Link: Calculation spreadsheet
- The interest rate to purchase will likely be less than the 203K. Did you try to factor each into the one 3% number? I would rather see is shown as two different loans with 2 interest rates, amounts, etc.
- 203K prevents you from doing work yourself.
- $90K hands all ADU (203K will mean hands off) likely can only be achieved on garage conversion.
- I always place Property Management in my pro forma even if we are self managing. This is because it takes time and effort to manage and you deserve compensation if self managing or will need to pay someone else if using a professional PM.
Unrelated to your calculations, be sure you understand how the ADU will appraise. In some areas ADUs are appraising significantly below the hands off cost of building the ADU (and in all areas it is appraising below the hands off cost of an ADU). Note an ADU addition that starts with a negative $50K plus position due to it having a value of more than $60K less than hands off construction cost will take many months (probably years in the case of your example) to recover the initial negative position.
This negative position and the extremely high LTV you depict (96% LTV) implies that extracting money out is likely not going to be possible until the property has appreciated at least 20%. Most Owner Occupied (OO) cash out refis are at 80% LTV or lower. I am not saying you cannot find one at a higher LTV, but you likely would not desire the terms.
I purchased a SFH in 2018 with 10% down and completed construction of an ADU in 2019 with cash. As Dan mentioned above, when I went to refinance in 2020 (to lower my interest rate) the area had already appreciated with the market, but the ADU did not even appraise for my hands-on building costs. For me the overall returns have been great because I house hack and live for free, plus there has been strong market appreciation. I'm glad I was not relying on a cash out refinance since I doubt I'll see good market value for it for at least a decade.
Anecdotally I saw a post about a company offering a lending products that looks at properties based on DSCR. I have no experience with the product and have not looked into it, but I took note of it since it might be a way to pull more cash out of properties with ADUs.
@Matthew Forrest - I am almost done with my personal ADU project. I plan to do a cash-out refinance at the end to consolidate the date but I seriously doubt the new appraisal will be anywhere near my expense to build. In the end, like you, I hope that appreciation and increased rents over time save this investment. Only time will tell.
@Kevin Tsai - I would use caution when incorporating ADUs into your investment plan. They work but they are not considered a traditional "value add" for appraisals.
Did you build your ADU here in the South Bay?
Also could you give some details about the type of ADU you did.

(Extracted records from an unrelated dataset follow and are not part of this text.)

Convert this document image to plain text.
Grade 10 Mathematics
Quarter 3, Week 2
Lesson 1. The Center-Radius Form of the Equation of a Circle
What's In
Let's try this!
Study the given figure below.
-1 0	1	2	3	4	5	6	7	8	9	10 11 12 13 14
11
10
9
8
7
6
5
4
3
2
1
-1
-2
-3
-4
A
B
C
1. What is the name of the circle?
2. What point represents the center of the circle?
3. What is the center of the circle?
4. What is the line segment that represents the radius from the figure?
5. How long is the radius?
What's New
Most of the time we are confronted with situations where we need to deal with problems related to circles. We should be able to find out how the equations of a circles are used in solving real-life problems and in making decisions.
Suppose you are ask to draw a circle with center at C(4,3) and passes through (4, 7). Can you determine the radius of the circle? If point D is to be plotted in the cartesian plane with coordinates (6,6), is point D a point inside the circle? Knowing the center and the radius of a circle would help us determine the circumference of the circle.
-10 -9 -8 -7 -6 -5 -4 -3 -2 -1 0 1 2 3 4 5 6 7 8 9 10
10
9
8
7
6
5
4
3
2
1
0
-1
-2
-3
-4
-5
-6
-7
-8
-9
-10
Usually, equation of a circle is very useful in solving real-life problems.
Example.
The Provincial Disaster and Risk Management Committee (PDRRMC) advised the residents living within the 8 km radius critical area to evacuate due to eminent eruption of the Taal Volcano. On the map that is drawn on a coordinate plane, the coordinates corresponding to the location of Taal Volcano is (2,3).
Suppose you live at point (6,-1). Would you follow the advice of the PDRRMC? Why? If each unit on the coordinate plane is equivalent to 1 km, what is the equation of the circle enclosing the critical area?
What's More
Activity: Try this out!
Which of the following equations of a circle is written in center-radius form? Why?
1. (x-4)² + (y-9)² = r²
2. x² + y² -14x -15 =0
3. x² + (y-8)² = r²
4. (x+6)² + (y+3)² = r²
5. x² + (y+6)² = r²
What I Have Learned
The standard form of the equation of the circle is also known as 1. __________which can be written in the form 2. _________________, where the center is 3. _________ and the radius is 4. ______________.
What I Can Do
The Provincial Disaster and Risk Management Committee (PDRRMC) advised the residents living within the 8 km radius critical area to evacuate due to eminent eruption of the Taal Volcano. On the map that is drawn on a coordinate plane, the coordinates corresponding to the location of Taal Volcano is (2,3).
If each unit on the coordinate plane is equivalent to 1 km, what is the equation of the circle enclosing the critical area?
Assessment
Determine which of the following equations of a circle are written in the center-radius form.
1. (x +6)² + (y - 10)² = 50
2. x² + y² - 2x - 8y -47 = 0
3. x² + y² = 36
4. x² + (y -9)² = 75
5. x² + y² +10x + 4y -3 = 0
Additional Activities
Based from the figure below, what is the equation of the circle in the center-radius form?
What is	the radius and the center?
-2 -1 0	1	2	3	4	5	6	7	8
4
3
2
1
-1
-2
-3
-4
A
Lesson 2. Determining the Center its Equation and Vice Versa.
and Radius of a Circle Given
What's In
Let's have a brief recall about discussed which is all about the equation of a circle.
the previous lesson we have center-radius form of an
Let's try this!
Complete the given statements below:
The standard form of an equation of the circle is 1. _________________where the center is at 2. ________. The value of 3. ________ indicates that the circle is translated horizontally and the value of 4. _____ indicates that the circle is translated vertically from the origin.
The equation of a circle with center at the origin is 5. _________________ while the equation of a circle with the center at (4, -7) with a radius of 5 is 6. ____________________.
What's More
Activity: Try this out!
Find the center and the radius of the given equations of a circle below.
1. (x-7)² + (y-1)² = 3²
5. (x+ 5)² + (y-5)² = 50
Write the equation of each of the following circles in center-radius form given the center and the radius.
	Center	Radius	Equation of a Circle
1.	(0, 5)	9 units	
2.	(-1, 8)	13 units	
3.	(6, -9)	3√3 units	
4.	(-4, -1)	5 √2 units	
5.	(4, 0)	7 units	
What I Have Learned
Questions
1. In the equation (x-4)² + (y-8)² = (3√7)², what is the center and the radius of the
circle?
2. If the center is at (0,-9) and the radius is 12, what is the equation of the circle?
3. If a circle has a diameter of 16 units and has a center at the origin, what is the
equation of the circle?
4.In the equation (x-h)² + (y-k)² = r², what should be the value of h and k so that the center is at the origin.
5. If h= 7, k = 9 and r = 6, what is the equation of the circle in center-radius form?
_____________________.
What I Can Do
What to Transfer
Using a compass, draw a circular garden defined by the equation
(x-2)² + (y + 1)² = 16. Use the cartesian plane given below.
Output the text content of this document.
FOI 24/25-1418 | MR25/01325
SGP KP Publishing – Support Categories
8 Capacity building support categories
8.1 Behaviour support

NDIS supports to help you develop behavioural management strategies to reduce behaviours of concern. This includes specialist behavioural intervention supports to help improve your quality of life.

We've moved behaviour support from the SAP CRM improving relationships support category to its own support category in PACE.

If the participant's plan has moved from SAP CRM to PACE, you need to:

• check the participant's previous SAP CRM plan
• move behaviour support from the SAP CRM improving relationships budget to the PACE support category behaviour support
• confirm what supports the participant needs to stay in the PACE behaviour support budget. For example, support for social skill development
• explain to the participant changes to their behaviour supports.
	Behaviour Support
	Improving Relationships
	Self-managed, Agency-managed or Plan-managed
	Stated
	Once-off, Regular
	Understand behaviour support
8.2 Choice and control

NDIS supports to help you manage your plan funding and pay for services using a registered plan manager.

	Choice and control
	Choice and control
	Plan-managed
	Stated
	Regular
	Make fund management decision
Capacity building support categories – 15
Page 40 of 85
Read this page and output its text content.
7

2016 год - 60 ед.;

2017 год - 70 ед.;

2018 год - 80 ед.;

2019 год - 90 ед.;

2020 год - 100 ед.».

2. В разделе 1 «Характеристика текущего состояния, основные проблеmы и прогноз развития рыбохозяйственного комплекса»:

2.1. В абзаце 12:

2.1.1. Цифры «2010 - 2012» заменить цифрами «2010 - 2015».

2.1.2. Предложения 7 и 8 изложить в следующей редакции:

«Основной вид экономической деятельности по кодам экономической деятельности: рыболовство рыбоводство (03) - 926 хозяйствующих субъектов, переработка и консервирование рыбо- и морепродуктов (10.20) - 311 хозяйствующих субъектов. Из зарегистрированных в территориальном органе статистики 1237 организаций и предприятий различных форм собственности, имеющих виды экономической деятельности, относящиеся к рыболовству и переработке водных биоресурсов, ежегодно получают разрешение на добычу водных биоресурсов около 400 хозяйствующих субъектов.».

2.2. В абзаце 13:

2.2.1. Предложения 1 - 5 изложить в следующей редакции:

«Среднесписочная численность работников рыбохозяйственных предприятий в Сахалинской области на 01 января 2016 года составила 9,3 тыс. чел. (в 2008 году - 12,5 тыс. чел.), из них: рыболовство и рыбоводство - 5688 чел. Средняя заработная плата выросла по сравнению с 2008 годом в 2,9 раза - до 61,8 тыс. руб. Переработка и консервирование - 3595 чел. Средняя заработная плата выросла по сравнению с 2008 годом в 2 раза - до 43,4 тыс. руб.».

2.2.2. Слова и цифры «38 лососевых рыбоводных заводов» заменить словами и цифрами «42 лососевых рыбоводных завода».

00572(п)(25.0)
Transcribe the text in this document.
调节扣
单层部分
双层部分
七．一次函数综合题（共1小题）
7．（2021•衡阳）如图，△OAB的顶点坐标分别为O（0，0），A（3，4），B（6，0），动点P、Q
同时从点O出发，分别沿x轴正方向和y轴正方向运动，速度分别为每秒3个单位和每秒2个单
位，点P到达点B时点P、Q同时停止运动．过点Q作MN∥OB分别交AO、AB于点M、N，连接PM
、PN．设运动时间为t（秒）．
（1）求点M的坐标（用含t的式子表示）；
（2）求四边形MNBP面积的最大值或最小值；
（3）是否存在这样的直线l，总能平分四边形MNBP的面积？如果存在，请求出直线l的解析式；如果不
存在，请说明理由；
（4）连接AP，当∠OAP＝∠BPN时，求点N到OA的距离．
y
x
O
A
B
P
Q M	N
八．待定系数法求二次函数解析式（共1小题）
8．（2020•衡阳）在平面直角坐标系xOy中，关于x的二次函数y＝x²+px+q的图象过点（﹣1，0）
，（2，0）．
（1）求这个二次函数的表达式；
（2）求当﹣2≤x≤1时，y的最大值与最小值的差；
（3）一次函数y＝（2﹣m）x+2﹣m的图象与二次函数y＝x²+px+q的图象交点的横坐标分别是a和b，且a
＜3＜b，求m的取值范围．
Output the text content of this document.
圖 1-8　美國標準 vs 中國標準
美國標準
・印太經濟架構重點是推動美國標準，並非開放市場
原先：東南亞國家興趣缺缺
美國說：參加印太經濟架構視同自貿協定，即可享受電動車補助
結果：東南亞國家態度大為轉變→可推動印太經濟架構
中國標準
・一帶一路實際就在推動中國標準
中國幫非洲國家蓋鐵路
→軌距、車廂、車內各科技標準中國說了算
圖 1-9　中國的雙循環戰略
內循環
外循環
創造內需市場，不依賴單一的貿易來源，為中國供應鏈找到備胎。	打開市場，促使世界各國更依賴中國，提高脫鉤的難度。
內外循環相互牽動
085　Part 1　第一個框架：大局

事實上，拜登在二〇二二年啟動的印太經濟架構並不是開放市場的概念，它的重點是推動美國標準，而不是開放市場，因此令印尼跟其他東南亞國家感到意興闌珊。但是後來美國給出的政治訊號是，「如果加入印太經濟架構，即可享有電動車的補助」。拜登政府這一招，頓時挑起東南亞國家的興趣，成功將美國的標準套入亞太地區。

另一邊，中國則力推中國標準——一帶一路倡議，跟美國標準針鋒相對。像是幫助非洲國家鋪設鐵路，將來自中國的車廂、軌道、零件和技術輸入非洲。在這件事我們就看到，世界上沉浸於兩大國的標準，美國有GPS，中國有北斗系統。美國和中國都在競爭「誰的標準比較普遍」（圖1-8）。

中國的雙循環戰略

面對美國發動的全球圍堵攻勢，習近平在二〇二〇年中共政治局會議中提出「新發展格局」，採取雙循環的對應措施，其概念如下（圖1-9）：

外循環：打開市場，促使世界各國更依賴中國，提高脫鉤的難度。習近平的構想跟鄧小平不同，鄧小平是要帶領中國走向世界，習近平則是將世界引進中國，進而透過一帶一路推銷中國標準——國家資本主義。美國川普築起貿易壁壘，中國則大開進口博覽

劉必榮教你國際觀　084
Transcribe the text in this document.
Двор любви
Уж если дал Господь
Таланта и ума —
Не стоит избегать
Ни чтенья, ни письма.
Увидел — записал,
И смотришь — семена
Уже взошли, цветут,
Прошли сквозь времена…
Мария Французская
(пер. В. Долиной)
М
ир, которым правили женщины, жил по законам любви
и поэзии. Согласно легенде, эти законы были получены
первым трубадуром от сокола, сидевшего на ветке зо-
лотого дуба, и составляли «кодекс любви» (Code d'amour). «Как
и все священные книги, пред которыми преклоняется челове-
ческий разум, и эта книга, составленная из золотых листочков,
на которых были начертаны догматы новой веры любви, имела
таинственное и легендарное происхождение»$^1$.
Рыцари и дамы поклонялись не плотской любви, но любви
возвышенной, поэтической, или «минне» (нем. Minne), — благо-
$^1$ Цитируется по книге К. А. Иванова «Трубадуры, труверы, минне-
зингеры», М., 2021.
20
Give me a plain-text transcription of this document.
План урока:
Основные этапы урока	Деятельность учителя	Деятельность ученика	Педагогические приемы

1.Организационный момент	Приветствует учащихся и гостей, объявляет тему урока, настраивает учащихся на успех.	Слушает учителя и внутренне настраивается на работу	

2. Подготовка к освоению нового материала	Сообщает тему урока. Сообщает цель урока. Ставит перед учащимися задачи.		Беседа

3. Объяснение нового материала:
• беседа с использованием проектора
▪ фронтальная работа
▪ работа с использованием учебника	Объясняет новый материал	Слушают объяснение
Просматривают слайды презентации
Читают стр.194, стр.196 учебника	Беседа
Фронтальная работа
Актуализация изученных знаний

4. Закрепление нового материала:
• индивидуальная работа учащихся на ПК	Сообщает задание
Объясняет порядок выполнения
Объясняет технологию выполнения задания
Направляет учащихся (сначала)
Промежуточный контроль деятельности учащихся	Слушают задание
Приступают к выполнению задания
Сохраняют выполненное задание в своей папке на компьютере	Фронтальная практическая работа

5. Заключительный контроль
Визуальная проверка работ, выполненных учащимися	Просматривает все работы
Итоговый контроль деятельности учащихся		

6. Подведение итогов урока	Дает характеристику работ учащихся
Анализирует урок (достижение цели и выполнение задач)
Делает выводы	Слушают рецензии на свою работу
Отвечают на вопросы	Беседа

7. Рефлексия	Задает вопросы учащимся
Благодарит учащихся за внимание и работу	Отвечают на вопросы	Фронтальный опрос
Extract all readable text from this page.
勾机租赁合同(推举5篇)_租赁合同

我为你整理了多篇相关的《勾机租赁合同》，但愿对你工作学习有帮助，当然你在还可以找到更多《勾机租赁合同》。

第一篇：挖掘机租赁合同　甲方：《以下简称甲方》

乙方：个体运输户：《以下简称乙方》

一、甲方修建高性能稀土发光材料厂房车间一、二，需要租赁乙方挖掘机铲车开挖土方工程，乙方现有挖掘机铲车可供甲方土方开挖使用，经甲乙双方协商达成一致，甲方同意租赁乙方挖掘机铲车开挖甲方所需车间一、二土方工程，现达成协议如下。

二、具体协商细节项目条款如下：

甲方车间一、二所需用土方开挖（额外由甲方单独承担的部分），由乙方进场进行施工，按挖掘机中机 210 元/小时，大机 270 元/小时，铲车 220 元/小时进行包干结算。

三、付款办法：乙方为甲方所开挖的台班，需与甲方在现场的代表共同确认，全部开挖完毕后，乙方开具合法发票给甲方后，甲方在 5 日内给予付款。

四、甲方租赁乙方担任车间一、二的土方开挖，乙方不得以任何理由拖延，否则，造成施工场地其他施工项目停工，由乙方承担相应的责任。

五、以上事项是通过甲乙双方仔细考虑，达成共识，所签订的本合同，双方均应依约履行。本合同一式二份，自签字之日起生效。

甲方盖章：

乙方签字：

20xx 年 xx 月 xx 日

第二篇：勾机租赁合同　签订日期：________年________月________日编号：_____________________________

Garage conversion, stand alone. What were your all in costs.
You can PM me if you would like.
@Dan Heuschele great points I didn't even realize. I agree - the appraisal value is a big factor for considering ADUs. I thought with CA's new ADU-friendly laws that they might appraise better. I've got more thinking to do, thanks!
@Matthew Forrest that's interesting about the DSCR-based loan. I'll have to do some digging.
@Brian Larson what else would you consider "value add"? Are these like upgrading kitchen/bathroom, adding more rooms?
@Kevin Tsai - correct. Those items traditionally translate into a higher appraisal value.
If you're doing a garage conversion that number is pretty high. You should be able to do it w/ $75k and that's if you're unlucky and having to do new sewer line and other bigger upgrades.
I'd avoid doing 203k or any FHA product if you can. BP's advice is not always one size fits all. FHA financing offers often goes straight to the recycle bin in big metro markets like LA. Your offer will be much stronger if you do 5% down with PMI and it's not even that much like, $150 or 160/mo.
Interest rate is a bit high but it's ok being conservative. I was recently quoted around 2.675% owner occupied.
Home insurance if that's monthly that's too high... depends on your coverage obviously but prob not even $500/yr.
Other than that, it's pretty close. If you rent out the main unit it covers your mortgage that's already a huge win in some people's eyes.